1. A traditional approach to the nutritional ecology of herbivores is that larger animals can tolerate a diet of lesser quality due to a higher digestive efficiency bestowed on them by comparatively long ingesta retention times and lower relative energy requirements.
2. There are important physiological disadvantages that larger animals must compensate for, namely a lower gut surface : gut volume ratio, larger ingesta particle size and greater losses of faecal bacterial material due to more fermentation. Compensating adaptations could include an increased surface enlargement in larger animals, increased absorption rates per unit of gut surface, and increased gut motility to enhance mixing of ingesta.

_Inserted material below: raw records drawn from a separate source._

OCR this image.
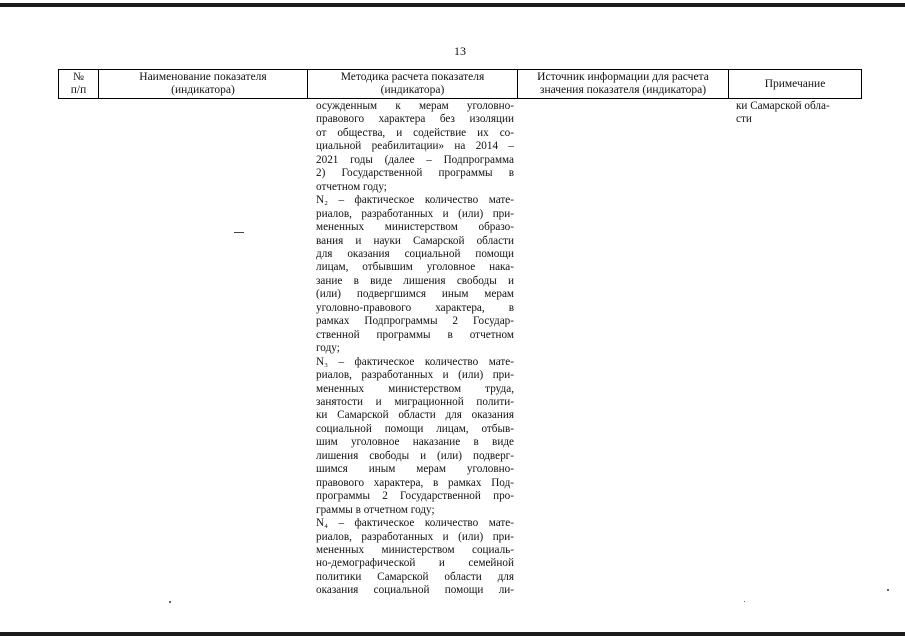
13
№
п/п
Наименование показателя
(индикатора)
Методика расчета показателя
(индикатора)
Источник информации для расчета
значения показателя (индикатора)	Примечание
осужденным к мерам уголовно-
правового характера без изоляции
от общества, и содействие их со-
циальной реабилитации» на 2014 –
2021 годы (далее – Подпрограмма
2) Государственной программы в
отчетном году;
N₂ – фактическое количество мате-
риалов, разработанных и (или) при-
мененных министерством образо-
вания и науки Самарской области
для оказания социальной помощи
лицам, отбывшим уголовное нака-
зание в виде лишения свободы и
(или) подвергшимся иным мерам
уголовно-правового характера, в
рамках Подпрограммы 2 Государ-
ственной программы в отчетном
году;
N₃ – фактическое количество мате-
риалов, разработанных и (или) при-
мененных министерством труда,
занятости и миграционной полити-
ки Самарской области для оказания
социальной помощи лицам, отбыв-
шим уголовное наказание в виде
лишения свободы и (или) подверг-
шимся иным мерам уголовно-
правового характера, в рамках Под-
программы 2 Государственной про-
граммы в отчетном году;
N₄ – фактическое количество мате-
риалов, разработанных и (или) при-
мененных министерством социаль-
но-демографической и семейной
политики Самарской области для
оказания социальной помощи ли-
ки Самарской обла-
сти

3. A lower surface : volume ratio, particularly in sacciform forestomach structures, could be a reason for the fact that methane production is of significant scope mainly in large herbivores and not in small herbivores with comparably long retention times; in the latter, the substrate for methanogenesis – the volatile fatty acids – could be absorbed faster due to a more favourable gut surface : volume ratio.
4. Existing data suggest that in herbivores, an increase in fibre digestibility is not necessarily accompanied by an increase in overall apparent dry matter digestibility. This indicates a comparative decrease of the apparent digestibility of non-fibre material, either due to a lesser utilization of non-fibre substrate or an increased loss of endogenous/bacterial substance. Quantitative research on these mechanisms is warranted in order to evaluate whether an increase in body size represents a net increase of digestive efficiency or just a shift of digestive focus.